1.6.6 Le trouble de la personnalité borderline : la « tempête » émotionnelle
La caractéristique centrale du trouble de la personnalité borderline (BPD) est une instabilité générale des relations interpersonnelles, de l'image de soi et des affects, ainsi qu'une impulsivité marquée. Son risque de suicide est extrêmement élevé — avec un SMR atteignant 45,1, et environ 70 % des patients font des tentatives de suicide.
Manifestations cliniques :
- Peur de l'abandon : crainte extrême d'être abandonné, entraînant des efforts effrénés pour l'éviter.

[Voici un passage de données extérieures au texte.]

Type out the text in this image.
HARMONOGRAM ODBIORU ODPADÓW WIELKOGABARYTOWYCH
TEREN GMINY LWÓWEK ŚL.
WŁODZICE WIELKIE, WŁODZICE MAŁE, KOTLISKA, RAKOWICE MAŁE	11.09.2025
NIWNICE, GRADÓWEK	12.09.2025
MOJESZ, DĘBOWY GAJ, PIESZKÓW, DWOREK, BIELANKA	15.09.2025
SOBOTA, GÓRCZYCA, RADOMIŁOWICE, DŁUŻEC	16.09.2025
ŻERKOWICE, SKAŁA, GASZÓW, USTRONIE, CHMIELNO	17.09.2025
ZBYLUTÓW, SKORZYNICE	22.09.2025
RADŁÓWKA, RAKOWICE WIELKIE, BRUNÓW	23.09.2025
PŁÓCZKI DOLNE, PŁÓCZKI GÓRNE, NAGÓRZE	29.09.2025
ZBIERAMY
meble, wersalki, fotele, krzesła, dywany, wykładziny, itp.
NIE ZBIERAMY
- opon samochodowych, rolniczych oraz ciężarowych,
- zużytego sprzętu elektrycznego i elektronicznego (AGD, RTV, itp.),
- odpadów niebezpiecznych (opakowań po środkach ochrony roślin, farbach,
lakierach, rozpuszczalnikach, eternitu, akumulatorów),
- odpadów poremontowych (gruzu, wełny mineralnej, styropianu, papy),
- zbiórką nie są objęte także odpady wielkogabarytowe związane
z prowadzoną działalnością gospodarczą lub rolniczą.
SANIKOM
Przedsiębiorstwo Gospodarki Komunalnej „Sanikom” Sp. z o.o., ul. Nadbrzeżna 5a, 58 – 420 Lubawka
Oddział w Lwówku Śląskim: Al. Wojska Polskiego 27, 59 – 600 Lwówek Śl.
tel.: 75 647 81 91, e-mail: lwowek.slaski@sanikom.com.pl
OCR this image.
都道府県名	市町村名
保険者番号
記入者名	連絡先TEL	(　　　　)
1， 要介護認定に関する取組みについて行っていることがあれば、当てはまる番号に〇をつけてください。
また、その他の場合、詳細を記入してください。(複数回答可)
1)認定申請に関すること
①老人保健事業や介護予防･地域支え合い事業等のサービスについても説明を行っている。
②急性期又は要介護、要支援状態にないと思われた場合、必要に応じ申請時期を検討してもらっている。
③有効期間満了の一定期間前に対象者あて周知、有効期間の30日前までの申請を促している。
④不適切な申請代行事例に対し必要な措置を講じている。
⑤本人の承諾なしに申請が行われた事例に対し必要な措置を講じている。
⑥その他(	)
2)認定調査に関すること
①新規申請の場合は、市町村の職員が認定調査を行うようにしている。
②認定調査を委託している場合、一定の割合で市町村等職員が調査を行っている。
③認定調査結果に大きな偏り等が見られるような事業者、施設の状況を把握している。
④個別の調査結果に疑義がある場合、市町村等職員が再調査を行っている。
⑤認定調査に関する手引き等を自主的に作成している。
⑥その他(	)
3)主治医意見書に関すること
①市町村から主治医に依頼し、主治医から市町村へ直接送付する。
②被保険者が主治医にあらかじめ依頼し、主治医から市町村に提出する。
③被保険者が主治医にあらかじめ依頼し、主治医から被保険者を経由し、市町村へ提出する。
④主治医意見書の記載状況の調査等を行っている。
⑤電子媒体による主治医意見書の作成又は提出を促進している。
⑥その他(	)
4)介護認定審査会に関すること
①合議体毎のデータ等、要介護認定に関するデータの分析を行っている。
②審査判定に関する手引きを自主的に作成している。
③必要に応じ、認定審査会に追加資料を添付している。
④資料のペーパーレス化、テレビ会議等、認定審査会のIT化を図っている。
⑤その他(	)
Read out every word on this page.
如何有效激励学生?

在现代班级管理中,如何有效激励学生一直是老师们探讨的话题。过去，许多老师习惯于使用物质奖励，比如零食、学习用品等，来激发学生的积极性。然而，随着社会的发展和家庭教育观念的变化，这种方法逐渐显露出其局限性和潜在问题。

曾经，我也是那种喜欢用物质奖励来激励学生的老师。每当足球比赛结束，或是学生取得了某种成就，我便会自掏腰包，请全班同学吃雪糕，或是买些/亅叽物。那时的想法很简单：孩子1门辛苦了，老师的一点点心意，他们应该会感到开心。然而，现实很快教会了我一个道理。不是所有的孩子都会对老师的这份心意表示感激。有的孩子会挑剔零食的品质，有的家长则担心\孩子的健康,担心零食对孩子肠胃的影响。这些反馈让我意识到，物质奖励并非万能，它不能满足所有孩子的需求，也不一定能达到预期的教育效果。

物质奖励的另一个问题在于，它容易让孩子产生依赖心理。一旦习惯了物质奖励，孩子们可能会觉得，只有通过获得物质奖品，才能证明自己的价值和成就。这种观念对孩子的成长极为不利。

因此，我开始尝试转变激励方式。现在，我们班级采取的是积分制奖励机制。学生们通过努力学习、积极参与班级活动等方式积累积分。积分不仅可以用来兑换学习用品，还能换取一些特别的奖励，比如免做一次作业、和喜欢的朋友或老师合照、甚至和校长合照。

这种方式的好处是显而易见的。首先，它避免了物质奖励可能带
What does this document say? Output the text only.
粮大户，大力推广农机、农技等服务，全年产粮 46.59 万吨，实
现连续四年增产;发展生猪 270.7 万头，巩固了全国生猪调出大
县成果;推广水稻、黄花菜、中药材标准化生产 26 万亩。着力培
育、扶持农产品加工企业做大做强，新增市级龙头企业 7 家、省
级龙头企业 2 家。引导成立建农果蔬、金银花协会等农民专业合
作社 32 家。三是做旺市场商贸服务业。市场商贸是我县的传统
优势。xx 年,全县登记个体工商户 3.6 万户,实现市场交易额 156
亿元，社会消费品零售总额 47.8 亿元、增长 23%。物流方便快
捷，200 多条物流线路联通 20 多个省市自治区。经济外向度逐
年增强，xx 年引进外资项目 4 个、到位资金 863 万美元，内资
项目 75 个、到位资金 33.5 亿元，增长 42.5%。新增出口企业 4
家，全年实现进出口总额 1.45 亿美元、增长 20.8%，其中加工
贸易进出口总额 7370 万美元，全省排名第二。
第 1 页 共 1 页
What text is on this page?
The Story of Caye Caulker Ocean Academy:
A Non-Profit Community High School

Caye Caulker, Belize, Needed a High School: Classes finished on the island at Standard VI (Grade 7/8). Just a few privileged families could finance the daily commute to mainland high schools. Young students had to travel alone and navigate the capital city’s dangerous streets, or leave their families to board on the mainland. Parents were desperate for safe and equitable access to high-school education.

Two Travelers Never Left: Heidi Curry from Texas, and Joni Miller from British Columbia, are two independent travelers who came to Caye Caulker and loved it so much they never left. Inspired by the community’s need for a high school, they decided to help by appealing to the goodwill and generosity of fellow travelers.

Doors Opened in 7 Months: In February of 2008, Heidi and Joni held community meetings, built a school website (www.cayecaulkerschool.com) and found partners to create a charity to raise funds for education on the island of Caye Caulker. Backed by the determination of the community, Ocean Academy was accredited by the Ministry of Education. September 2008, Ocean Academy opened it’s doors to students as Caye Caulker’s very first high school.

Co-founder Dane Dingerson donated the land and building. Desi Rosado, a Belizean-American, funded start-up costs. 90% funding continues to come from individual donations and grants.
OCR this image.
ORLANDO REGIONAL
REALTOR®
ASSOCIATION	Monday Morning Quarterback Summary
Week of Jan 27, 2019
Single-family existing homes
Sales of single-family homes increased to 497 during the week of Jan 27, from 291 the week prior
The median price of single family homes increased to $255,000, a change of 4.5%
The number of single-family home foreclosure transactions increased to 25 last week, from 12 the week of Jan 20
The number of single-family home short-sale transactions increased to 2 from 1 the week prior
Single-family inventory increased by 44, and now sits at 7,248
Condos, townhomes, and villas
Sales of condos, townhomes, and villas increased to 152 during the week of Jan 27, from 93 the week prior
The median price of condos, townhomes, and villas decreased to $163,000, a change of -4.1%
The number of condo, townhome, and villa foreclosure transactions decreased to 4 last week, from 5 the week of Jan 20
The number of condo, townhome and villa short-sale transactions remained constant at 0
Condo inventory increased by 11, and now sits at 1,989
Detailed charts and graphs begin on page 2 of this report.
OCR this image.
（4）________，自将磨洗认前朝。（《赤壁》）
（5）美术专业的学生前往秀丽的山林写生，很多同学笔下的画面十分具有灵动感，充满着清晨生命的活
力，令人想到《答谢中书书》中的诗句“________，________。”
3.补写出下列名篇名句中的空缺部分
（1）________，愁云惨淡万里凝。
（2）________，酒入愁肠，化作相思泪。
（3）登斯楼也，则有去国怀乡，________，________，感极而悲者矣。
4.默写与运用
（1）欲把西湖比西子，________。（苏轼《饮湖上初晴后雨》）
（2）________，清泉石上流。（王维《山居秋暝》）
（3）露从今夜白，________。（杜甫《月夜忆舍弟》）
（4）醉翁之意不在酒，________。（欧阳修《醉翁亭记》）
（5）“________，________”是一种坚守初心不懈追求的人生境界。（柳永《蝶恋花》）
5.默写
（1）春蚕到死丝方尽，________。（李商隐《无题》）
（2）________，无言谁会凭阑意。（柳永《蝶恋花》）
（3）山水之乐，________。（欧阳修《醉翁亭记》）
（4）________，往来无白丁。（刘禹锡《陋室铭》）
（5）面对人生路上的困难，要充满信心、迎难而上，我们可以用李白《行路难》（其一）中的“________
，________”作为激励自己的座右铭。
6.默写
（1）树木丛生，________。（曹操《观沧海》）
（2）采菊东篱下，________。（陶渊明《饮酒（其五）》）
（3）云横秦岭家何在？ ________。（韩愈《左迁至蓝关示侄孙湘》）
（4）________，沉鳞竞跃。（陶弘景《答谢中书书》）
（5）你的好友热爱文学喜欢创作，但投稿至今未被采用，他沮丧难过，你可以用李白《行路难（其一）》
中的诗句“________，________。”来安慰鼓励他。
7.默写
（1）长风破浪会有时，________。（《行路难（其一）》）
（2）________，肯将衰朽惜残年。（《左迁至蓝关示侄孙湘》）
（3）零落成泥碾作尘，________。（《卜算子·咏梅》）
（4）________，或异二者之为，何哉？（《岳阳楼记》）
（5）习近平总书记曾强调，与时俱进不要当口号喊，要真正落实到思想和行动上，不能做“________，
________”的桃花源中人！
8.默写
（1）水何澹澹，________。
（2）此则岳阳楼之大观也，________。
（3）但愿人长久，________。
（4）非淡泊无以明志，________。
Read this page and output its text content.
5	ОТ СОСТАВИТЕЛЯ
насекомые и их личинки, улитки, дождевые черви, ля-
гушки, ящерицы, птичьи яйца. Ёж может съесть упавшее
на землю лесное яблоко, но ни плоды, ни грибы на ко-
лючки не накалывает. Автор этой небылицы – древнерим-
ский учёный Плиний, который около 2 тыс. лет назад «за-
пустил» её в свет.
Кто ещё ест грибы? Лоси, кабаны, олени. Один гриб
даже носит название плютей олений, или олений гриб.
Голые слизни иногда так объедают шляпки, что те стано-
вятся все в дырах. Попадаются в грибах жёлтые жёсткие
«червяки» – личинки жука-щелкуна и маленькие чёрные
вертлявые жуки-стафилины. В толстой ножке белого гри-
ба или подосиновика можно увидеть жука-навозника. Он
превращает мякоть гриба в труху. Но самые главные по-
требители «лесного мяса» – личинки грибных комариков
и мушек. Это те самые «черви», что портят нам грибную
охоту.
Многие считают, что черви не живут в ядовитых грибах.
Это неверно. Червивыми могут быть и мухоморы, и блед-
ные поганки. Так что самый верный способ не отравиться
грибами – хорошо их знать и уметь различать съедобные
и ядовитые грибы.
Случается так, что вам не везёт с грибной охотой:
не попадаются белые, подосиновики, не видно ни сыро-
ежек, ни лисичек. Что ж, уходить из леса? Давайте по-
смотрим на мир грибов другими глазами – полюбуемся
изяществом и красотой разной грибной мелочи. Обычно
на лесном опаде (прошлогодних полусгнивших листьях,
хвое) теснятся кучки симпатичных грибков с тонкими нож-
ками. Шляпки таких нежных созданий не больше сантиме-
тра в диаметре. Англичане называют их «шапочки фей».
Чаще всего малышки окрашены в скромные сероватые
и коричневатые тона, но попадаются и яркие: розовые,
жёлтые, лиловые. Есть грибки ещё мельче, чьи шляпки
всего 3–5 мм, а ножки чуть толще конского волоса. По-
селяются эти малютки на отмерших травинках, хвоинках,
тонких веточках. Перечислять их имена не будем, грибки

- Relations interpersonnelles instables : oscillations extrêmes entre l'« idéalisation » et la « dévalorisation ».
- Perturbation de l'identité : instabilité de l'image de soi et de la perception de soi.
- Comportements impulsifs : dépenses, sexualité, abus de substances, conduite dangereuse, crises de boulimie.
- Comportements suicidaires ou d'automutilation répétés : les menaces de suicide ou les gestes d'automutilation sont des caractéristiques phares du BPD.
- Instabilité affective : fluctuations intenses de l'humeur, durant généralement quelques heures.
- Sentiment chronique de vide.
- Colères intenses et inappropriées.
- Idées paranoïaques transitoires ou symptômes dissociatifs graves.
Si le risque de suicide est si élevé dans le BPD, c'est en partie parce que ses symptômes cardinaux — la peur de l'abandon et l'instabilité affective — constituent en eux-mêmes des déclencheurs suicidaires constants, tandis que les comportements répétés d'automutilation peuvent, via le mécanisme de la « capacité acquise », diminuer la peur de la mort.
1.6.7 Le trouble de stress post-traumatique (PTSD) : l'ombre du passé
La caractéristique centrale du PTSD est l'apparition, après avoir vécu ou été témoin d'un événement traumatique menaçant la vie, d'un ensemble de symptômes persistant pendant plus d'un mois :
- Symptômes d'intrusion : souvenirs traumatiques involontaires et répétés, cauchemars, flashbacks.
- Évitement : évitement des pensées, sentiments, lieux ou personnes associés au traumatisme.
- Altérations négatives des cognitions et de l'humeur : croyances négatives persistantes (« le monde est dangereux »), émotions négatives continues (peur, colère, culpabilité), diminution de l'intérêt pour des activités importantes, sentiment de détachement d'autrui.
- Altérations de l'éveil et de la réactivité : irritabilité, hypervigilance, réaction de sursaut exagérée, difficultés de concentration, troubles du sommeil.
Le risque de suicide dans le PTSD est étroitement lié à la gravité du traumatisme, à sa durée ainsi qu'aux comorbidités (en particulier la dépression et les troubles de l'usage de substances). Il est remarquable que le cœur neurobiologique du PTSD réside dans des anomalies de l'axe HPA et des circuits amygdale-cortex préfrontal — ce qui chevauche les anomalies du système de stress observées dans la dépression, expliquant ainsi le taux élevé de comorbidité entre ces deux pathologies.